Because of what Luke says, it is possible to determine, with a fair degree of accuracy, when Jesus was born. We know He had to be born before the year 4 BC for the simple reason that in 4 BC Herod the Great died and Christ was born when Herod was still living. Next, the decree of Quirinius came in 8 BC, so we can conclude the Yeshua was born some time between 4 BC and 8 BC. Josephus, the Jew who became a Roman historian between 80 to 90 AD, wrote that Herod the Great left Jerusalem in 5 BC and went to Jericho and remained there until his death.
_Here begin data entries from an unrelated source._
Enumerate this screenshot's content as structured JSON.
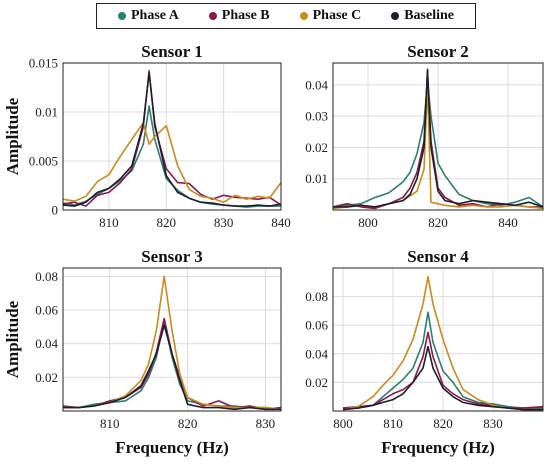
{
  "legend": {
    "entries": [
      {
        "name": "Phase A",
        "color": "#2a7f73"
      },
      {
        "name": "Phase B",
        "color": "#8b1a4a"
      },
      {
        "name": "Phase C",
        "color": "#cc8a1e"
      },
      {
        "name": "Baseline",
        "color": "#1e1e2e"
      }
    ]
  },
  "chart_data": [
    {
      "type": "line",
      "title": "Sensor 1",
      "xlabel": "",
      "ylabel": "Amplitude",
      "xlim": [
        802,
        840
      ],
      "ylim": [
        0,
        0.015
      ],
      "xticks": [
        810,
        820,
        830,
        840
      ],
      "yticks": [
        0,
        0.005,
        0.01,
        0.015
      ],
      "ytick_labels": [
        "0",
        "0.005",
        "0.01",
        "0.015"
      ],
      "grid": true,
      "series": [
        {
          "name": "Phase A",
          "x": [
            802,
            804,
            806,
            808,
            810,
            812,
            814,
            816,
            817,
            818,
            820,
            822,
            824,
            826,
            828,
            830,
            832,
            834,
            836,
            838,
            840
          ],
          "y": [
            0.0007,
            0.0005,
            0.0009,
            0.0016,
            0.0022,
            0.003,
            0.004,
            0.0067,
            0.0106,
            0.0072,
            0.0032,
            0.002,
            0.0012,
            0.0008,
            0.0006,
            0.0005,
            0.0004,
            0.0003,
            0.0004,
            0.0004,
            0.0004
          ]
        },
        {
          "name": "Phase B",
          "x": [
            802,
            804,
            806,
            808,
            810,
            812,
            814,
            816,
            817,
            818,
            820,
            822,
            824,
            826,
            828,
            830,
            832,
            834,
            836,
            838,
            840
          ],
          "y": [
            0.0006,
            0.0008,
            0.0004,
            0.0015,
            0.0018,
            0.0028,
            0.0042,
            0.0085,
            0.0142,
            0.0085,
            0.0042,
            0.0028,
            0.0027,
            0.0016,
            0.0011,
            0.0015,
            0.0013,
            0.0012,
            0.0011,
            0.0013,
            0.0005
          ]
        },
        {
          "name": "Phase C",
          "x": [
            802,
            804,
            806,
            808,
            810,
            812,
            814,
            816,
            817,
            818,
            820,
            822,
            824,
            826,
            828,
            830,
            832,
            834,
            836,
            838,
            840
          ],
          "y": [
            0.0011,
            0.0009,
            0.0014,
            0.0029,
            0.0036,
            0.0055,
            0.0072,
            0.0089,
            0.0067,
            0.0075,
            0.0086,
            0.0045,
            0.0021,
            0.0014,
            0.0012,
            0.0008,
            0.0015,
            0.0011,
            0.0014,
            0.0012,
            0.0028
          ]
        },
        {
          "name": "Baseline",
          "x": [
            802,
            804,
            806,
            808,
            810,
            812,
            814,
            816,
            817,
            818,
            820,
            822,
            824,
            826,
            828,
            830,
            832,
            834,
            836,
            838,
            840
          ],
          "y": [
            0.0005,
            0.0004,
            0.0008,
            0.0018,
            0.0022,
            0.0032,
            0.0045,
            0.0088,
            0.014,
            0.0088,
            0.0035,
            0.0018,
            0.0012,
            0.0008,
            0.0007,
            0.0005,
            0.0004,
            0.0004,
            0.0005,
            0.0004,
            0.0006
          ]
        }
      ]
    },
    {
      "type": "line",
      "title": "Sensor 2",
      "xlabel": "",
      "ylabel": "",
      "xlim": [
        790,
        850
      ],
      "ylim": [
        0,
        0.047
      ],
      "xticks": [
        800,
        820,
        840
      ],
      "yticks": [
        0.01,
        0.02,
        0.03,
        0.04
      ],
      "ytick_labels": [
        "0.01",
        "0.02",
        "0.03",
        "0.04"
      ],
      "grid": true,
      "series": [
        {
          "name": "Phase A",
          "x": [
            790,
            794,
            798,
            802,
            806,
            810,
            812,
            814,
            816,
            817,
            818,
            820,
            822,
            826,
            830,
            834,
            838,
            842,
            846,
            850
          ],
          "y": [
            0.001,
            0.0015,
            0.002,
            0.004,
            0.0055,
            0.009,
            0.012,
            0.018,
            0.028,
            0.041,
            0.03,
            0.015,
            0.011,
            0.005,
            0.003,
            0.002,
            0.0015,
            0.0025,
            0.004,
            0.001
          ]
        },
        {
          "name": "Phase B",
          "x": [
            790,
            794,
            798,
            802,
            806,
            810,
            812,
            814,
            816,
            817,
            818,
            820,
            822,
            826,
            830,
            834,
            838,
            842,
            846,
            850
          ],
          "y": [
            0.001,
            0.002,
            0.001,
            0.0005,
            0.002,
            0.004,
            0.007,
            0.012,
            0.022,
            0.044,
            0.022,
            0.007,
            0.004,
            0.0015,
            0.002,
            0.001,
            0.002,
            0.0015,
            0.001,
            0.001
          ]
        },
        {
          "name": "Phase C",
          "x": [
            790,
            794,
            798,
            802,
            806,
            810,
            812,
            814,
            816,
            817,
            818,
            820,
            822,
            826,
            830,
            834,
            838,
            842,
            846,
            850
          ],
          "y": [
            0.0005,
            0.001,
            0.0015,
            0.001,
            0.002,
            0.003,
            0.0045,
            0.006,
            0.013,
            0.04,
            0.0025,
            0.002,
            0.0015,
            0.001,
            0.0015,
            0.001,
            0.001,
            0.0015,
            0.001,
            0.0005
          ]
        },
        {
          "name": "Baseline",
          "x": [
            790,
            794,
            798,
            802,
            806,
            810,
            812,
            814,
            816,
            817,
            818,
            820,
            822,
            826,
            830,
            834,
            838,
            842,
            846,
            850
          ],
          "y": [
            0.001,
            0.001,
            0.0015,
            0.001,
            0.002,
            0.003,
            0.005,
            0.01,
            0.02,
            0.045,
            0.02,
            0.006,
            0.003,
            0.002,
            0.003,
            0.0025,
            0.002,
            0.0015,
            0.0025,
            0.001
          ]
        }
      ]
    },
    {
      "type": "line",
      "title": "Sensor 3",
      "xlabel": "Frequency (Hz)",
      "ylabel": "Amplitude",
      "xlim": [
        804,
        832
      ],
      "ylim": [
        0,
        0.085
      ],
      "xticks": [
        810,
        820,
        830
      ],
      "yticks": [
        0.02,
        0.04,
        0.06,
        0.08
      ],
      "ytick_labels": [
        "0.02",
        "0.04",
        "0.06",
        "0.08"
      ],
      "grid": true,
      "series": [
        {
          "name": "Phase A",
          "x": [
            804,
            806,
            808,
            810,
            812,
            814,
            815,
            816,
            817,
            818,
            819,
            820,
            822,
            824,
            826,
            828,
            830,
            832
          ],
          "y": [
            0.002,
            0.002,
            0.004,
            0.005,
            0.006,
            0.012,
            0.02,
            0.032,
            0.054,
            0.032,
            0.016,
            0.006,
            0.004,
            0.003,
            0.003,
            0.002,
            0.002,
            0.001
          ]
        },
        {
          "name": "Phase B",
          "x": [
            804,
            806,
            808,
            810,
            812,
            814,
            815,
            816,
            817,
            818,
            819,
            820,
            822,
            824,
            826,
            828,
            830,
            832
          ],
          "y": [
            0.003,
            0.002,
            0.003,
            0.006,
            0.008,
            0.014,
            0.022,
            0.035,
            0.055,
            0.034,
            0.02,
            0.008,
            0.003,
            0.006,
            0.002,
            0.003,
            0.001,
            0.002
          ]
        },
        {
          "name": "Phase C",
          "x": [
            804,
            806,
            808,
            810,
            812,
            814,
            815,
            816,
            817,
            818,
            819,
            820,
            822,
            824,
            826,
            828,
            830,
            832
          ],
          "y": [
            0.002,
            0.002,
            0.003,
            0.005,
            0.009,
            0.018,
            0.028,
            0.048,
            0.08,
            0.048,
            0.022,
            0.008,
            0.004,
            0.003,
            0.002,
            0.002,
            0.002,
            0.001
          ]
        },
        {
          "name": "Baseline",
          "x": [
            804,
            806,
            808,
            810,
            812,
            814,
            815,
            816,
            817,
            818,
            819,
            820,
            822,
            824,
            826,
            828,
            830,
            832
          ],
          "y": [
            0.002,
            0.002,
            0.003,
            0.005,
            0.008,
            0.015,
            0.024,
            0.034,
            0.051,
            0.034,
            0.018,
            0.004,
            0.002,
            0.002,
            0.001,
            0.002,
            0.001,
            0.001
          ]
        }
      ]
    },
    {
      "type": "line",
      "title": "Sensor 4",
      "xlabel": "Frequency (Hz)",
      "ylabel": "",
      "xlim": [
        798,
        840
      ],
      "ylim": [
        0,
        0.1
      ],
      "xticks": [
        800,
        810,
        820,
        830
      ],
      "yticks": [
        0.02,
        0.04,
        0.06,
        0.08
      ],
      "ytick_labels": [
        "0.02",
        "0.04",
        "0.06",
        "0.08"
      ],
      "grid": true,
      "series": [
        {
          "name": "Phase A",
          "x": [
            800,
            803,
            806,
            808,
            810,
            812,
            814,
            816,
            817,
            818,
            820,
            822,
            824,
            827,
            830,
            833,
            836,
            840
          ],
          "y": [
            0.002,
            0.002,
            0.004,
            0.01,
            0.016,
            0.022,
            0.03,
            0.048,
            0.069,
            0.048,
            0.028,
            0.02,
            0.01,
            0.006,
            0.005,
            0.003,
            0.002,
            0.002
          ]
        },
        {
          "name": "Phase B",
          "x": [
            800,
            803,
            806,
            808,
            810,
            812,
            814,
            816,
            817,
            818,
            820,
            822,
            824,
            827,
            830,
            833,
            836,
            840
          ],
          "y": [
            0.002,
            0.003,
            0.004,
            0.008,
            0.012,
            0.015,
            0.02,
            0.038,
            0.055,
            0.038,
            0.018,
            0.012,
            0.008,
            0.005,
            0.004,
            0.002,
            0.002,
            0.003
          ]
        },
        {
          "name": "Phase C",
          "x": [
            800,
            803,
            806,
            808,
            810,
            812,
            814,
            816,
            817,
            818,
            820,
            822,
            824,
            827,
            830,
            833,
            836,
            840
          ],
          "y": [
            0.001,
            0.003,
            0.01,
            0.018,
            0.025,
            0.035,
            0.05,
            0.075,
            0.094,
            0.075,
            0.05,
            0.03,
            0.015,
            0.008,
            0.004,
            0.002,
            0.001,
            0.001
          ]
        },
        {
          "name": "Baseline",
          "x": [
            800,
            803,
            806,
            808,
            810,
            812,
            814,
            816,
            817,
            818,
            820,
            822,
            824,
            827,
            830,
            833,
            836,
            840
          ],
          "y": [
            0.001,
            0.002,
            0.004,
            0.006,
            0.008,
            0.012,
            0.02,
            0.03,
            0.045,
            0.03,
            0.016,
            0.01,
            0.006,
            0.004,
            0.003,
            0.002,
            0.001,
            0.001
          ]
        }
      ]
    }
  ]
}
Since the Magi saw Herod the Great while he was still living in Zion, we can deduce the Messiah’s birth had to be 6 BC or earlier. So that leaves sometime between 8 BC and 6 BC. However, Josephus tells us that during the entire year of 8 BC Herod was outside of Jerusalem fighting a war. So Christ was probably born sometime between 7 BC and 6 BC.115

In the final analysis, we just don’t know exactly when Jesus was born. I do not think He was born on a Jewish holiday like the Feast of Tabernacles or during Passover. If you notice, if Yeshua did or said anything on a specific Jewish holy day, the writer always mentions it. It would seem, then, that if He had been born on any Jewish holiday, Matthew and Luke would have mentioned it, as both of them deal with the birth of the Messiah. This would especially be true of Mattityahu, who was writing to a Jewish audience. The total silence of both Matthew and Luke in connecting Christ’s birth with any Jewish holy day suggests to me that the Savior was born on a normal day. For this reason, the Gospel writers do not make mention of the date.